As per usual, our arrival did not mean that we were free to rest, but that the trip had officially begun. In our lecture about Hungarian history and culture we discussed the 1956 Uprising and time under Communism. Visiting Budapest was interesting because under Communism it was one of the more beaten-up nations, and you could see this history in the peoples’ behaviors today. In our homework a month earlier for the traveling seminar, each group of 4 or 5 students had to read and present an article. My group had presented on sections of the book Café Europa, which detailed the post-Communism mentality of Central and Eastern European nations and how you could see this mentality through the citizens’ behaviors. Budapest was the first place I continually saw this. The waiters that I had tended to be cold verging on rude, a non-Western trademark that associates being paid by the hour and not by tips. And surprise, when the check came for our party of four for dinner, a lofty tip was already included! Though that is not to say that all of our waiters were unfriendly, for there were several gems that stuck out, especially at this one little hole-in-the-wall place The Hummus Bar. And as someone who is just discovering a taste for falafel, I couldn’t recommend it more. Though be careful, those hummus plates are bigger than they look! One thing I would not recommend (though I think everyone should try it) is Budapest’s famous cheese curd-related desserts. While I love cheese and I love dessert, the cheese curd dessert on a stick was not my thing. However, my flatmate Grace enjoyed them, scarfing down hers and mine alike and holding onto a third for later.
And this blog would not feel like a complete discussion of Budapest without a critique of the Museum of Communism. I don’t frequently enter a museum and wonder what the intent is behind it, but I have never been as skeeved out (yes, skeeved, which I consider one level of creepy above “creeped out”) as I was in that museum. The bright, flashing lights, leaving most of the rooms pitch black or red in color (or something else overwhelming); the cacophony of videos and voices playing in each room, each vying for your attention and ultimately making a sea of mental static in your mind; and the heat of the building creeping up on you as you walked. It could not have been more uncomfortable. On our maize-like walk, we passed through an all-black room with a car behind a curtain. Sinister music flared and the lights of the car flashed. There was nothing else in that room: no historical facts or writing or anything of the sort. And two rooms later we ended up in the most stressful and terrifying spot of all: the elevator. Being claustrophobic, I never should have gotten in, but who was to know that the elevator doors would close, and the elevator would go so slowly it would take six whole minutes to go down three floors?! And I wasn’t the only person uncomfortable. The elevator was warm, and as we descended slowly into the basement (dungeon?), a movie about torture techniques began to play and the ominous music swelled.
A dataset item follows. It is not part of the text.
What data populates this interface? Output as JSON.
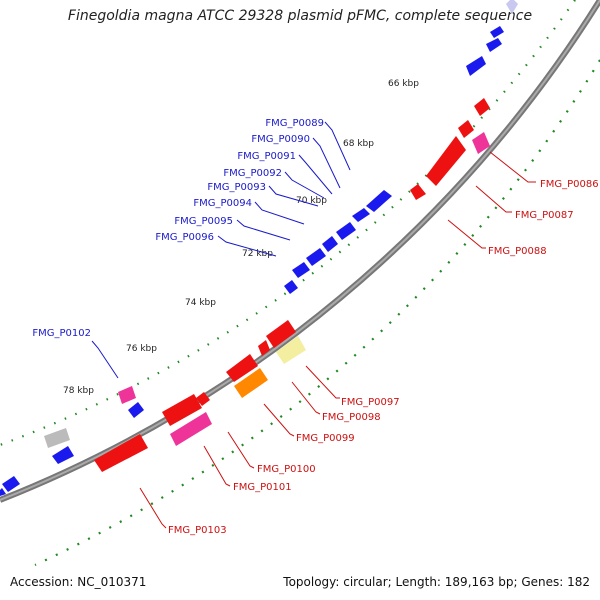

It was straight out of a horror movie. After surviving the museum, my group tried to make some sense of what we had just seen. Our conclusion: the current fascist government (which is getting more and more extremist and anti-Semitist) wants people to fear communism so much that the whole museum is filled with scare tactics. It was clear that the museum, because of the set up and the fact that the majority of its writing was in Hungarian, was not meant for us as much as it was meant for its own citizens. All I can say is that I’m glad that the program reimbursed us for one museum trip in Budapest, for I could not wrap my mind around spending my money there. Luckily, Rachel had grabbed several “special deal” cards at the hotel and we finished that morning by drinking one free flute of champagne each at a nearby café.
NOTE: Final recommendation to students and parents alike: Szimpla, a famous ruin bar in Budapest. It is a chill environment for anyone who would like to hang out, have a beer, and look at the awesome and random furniture/decorations (i.e. bath tubs, goofy paintings, etc). Emily’s parents went and enjoyed it just as much as we did, so it’s a fun venue for most ages.